De las gradas bajó un “Adooolfo”  repetido cuatro veces, apenas prestó juramento: el senador nacional electo Adolfo Rodríguez Saá cumplió con la ceremonia tradicional en el Congreso, rodeado por su esposa Gisela Vartalitis, su colaboradora más cercana Matilde Daract y sus amigos Carlos Sergnese y Alfredo Barzola. Su hermano, el gobernador Alberto Rodríguez Saá, frente a él y de espaldas a la vicepresidenta Gabriela Michetti, fue testigo privilegiado de ese momento.

Apenas unos minutos antes había asumido, también en representación del peronismo de San Luis, ganador de la elección del 22 de octubre pasado, la joven dirigente Eugenia Catalfamo, acompañada por sus padres Guillermo y Stella Rubino.

“Hoy juré ante la Patria y lo hice pensando en la gente de San Luis”, posteó un rato después Rodríguez Saá en sus redes sociales. Y agregó: “Estoy feliz de haber renovado el compromiso con mi provincia para seguir defendiendo los derechos de todos los puntanos”.
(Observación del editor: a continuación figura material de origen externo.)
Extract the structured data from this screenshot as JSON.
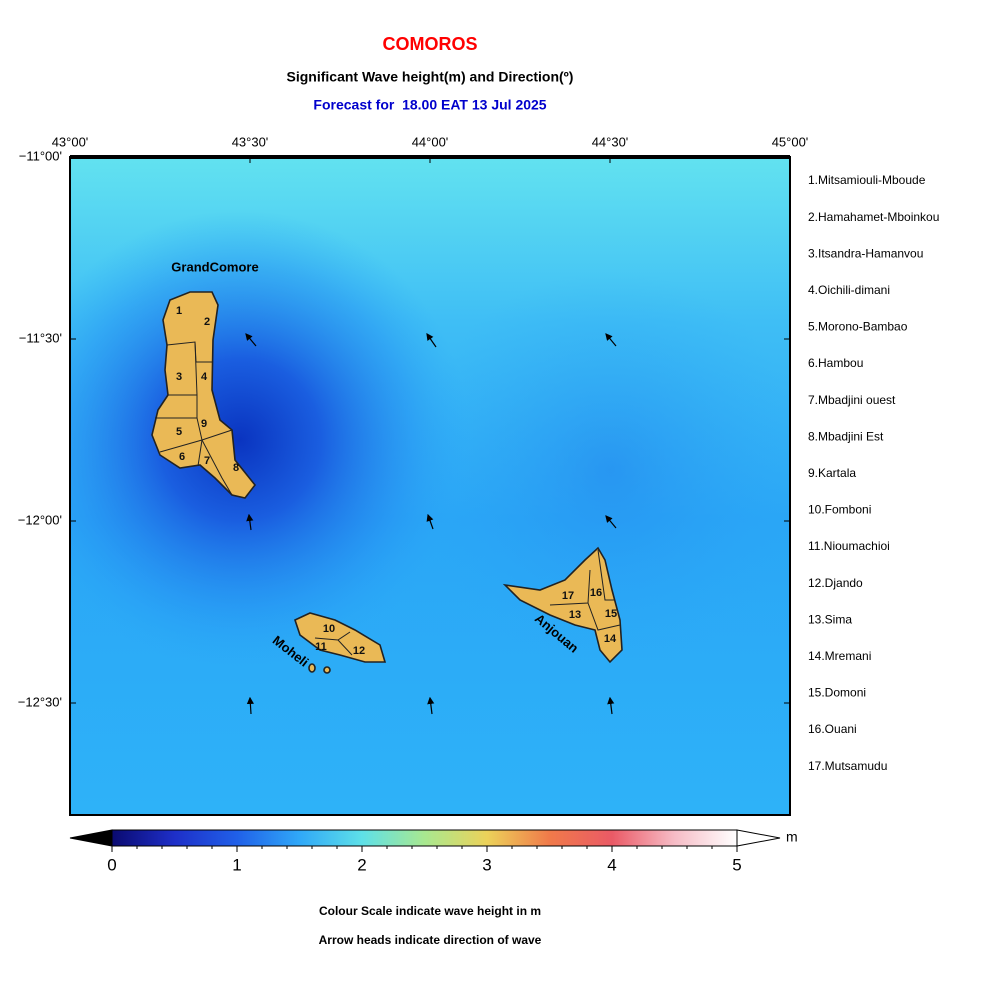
{
  "header": {
    "title": "COMOROS",
    "subtitle": "Significant Wave height(m) and Direction(º)",
    "forecast": "Forecast for  18.00 EAT 13 Jul 2025"
  },
  "map": {
    "lon_labels": [
      "43°00'",
      "43°30'",
      "44°00'",
      "44°30'",
      "45°00'"
    ],
    "lat_labels": [
      "−11°00'",
      "−11°30'",
      "−12°00'",
      "−12°30'"
    ],
    "islands": [
      "GrandComore",
      "Moheli",
      "Anjouan"
    ],
    "regions": [
      "1",
      "2",
      "3",
      "4",
      "5",
      "6",
      "7",
      "8",
      "9",
      "10",
      "11",
      "12",
      "13",
      "14",
      "15",
      "16",
      "17"
    ]
  },
  "legend": [
    "1.Mitsamiouli-Mboude",
    "2.Hamahamet-Mboinkou",
    "3.Itsandra-Hamanvou",
    "4.Oichili-dimani",
    "5.Morono-Bambao",
    "6.Hambou",
    "7.Mbadjini ouest",
    "8.Mbadjini Est",
    "9.Kartala",
    "10.Fomboni",
    "11.Nioumachioi",
    "12.Djando",
    "13.Sima",
    "14.Mremani",
    "15.Domoni",
    "16.Ouani",
    "17.Mutsamudu"
  ],
  "colorbar": {
    "ticks": [
      0,
      1,
      2,
      3,
      4,
      5
    ],
    "unit": "m"
  },
  "notes": [
    "Colour Scale indicate wave height in m",
    "Arrow heads indicate direction of wave"
  ]
}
Como dato anecdótico, al momento de tomar el juramento de Catalfamo, Michetti confundió a San Luis con San Juan. “Señora senadora nacional electa por la provincia de San Juan… perdón, de San Luis. Estaba mal puesto”, dijo Michetti, mientras la familia de la senadora electa soltaba una risa algo fastidiosa.

El fallido pareció emerger de un fangoso trasfondo político: la secretaria de la vicepresidenta, Gabriela González Riollo, había sido la candidata en segundo término de Cambiemos en San Luis, y pese a que ganó las PASO por unos 20 puntos, luego en las generales perdió por 12 y entonces quedó frustrado su acceso a una banca.

Rodriguez Saá y Catalfamo,  electos por la mayoría en las elecciones, fueron acompañados por los diputados Berta Arenas, Ivana Bianchi y Alfredo Dominguez. Asistieron también la diputada electa Victoria Rosso y los intendentes Andrés Vallone y Daniel Orlando, todos ubicados en la Galería del segundo piso del recinto.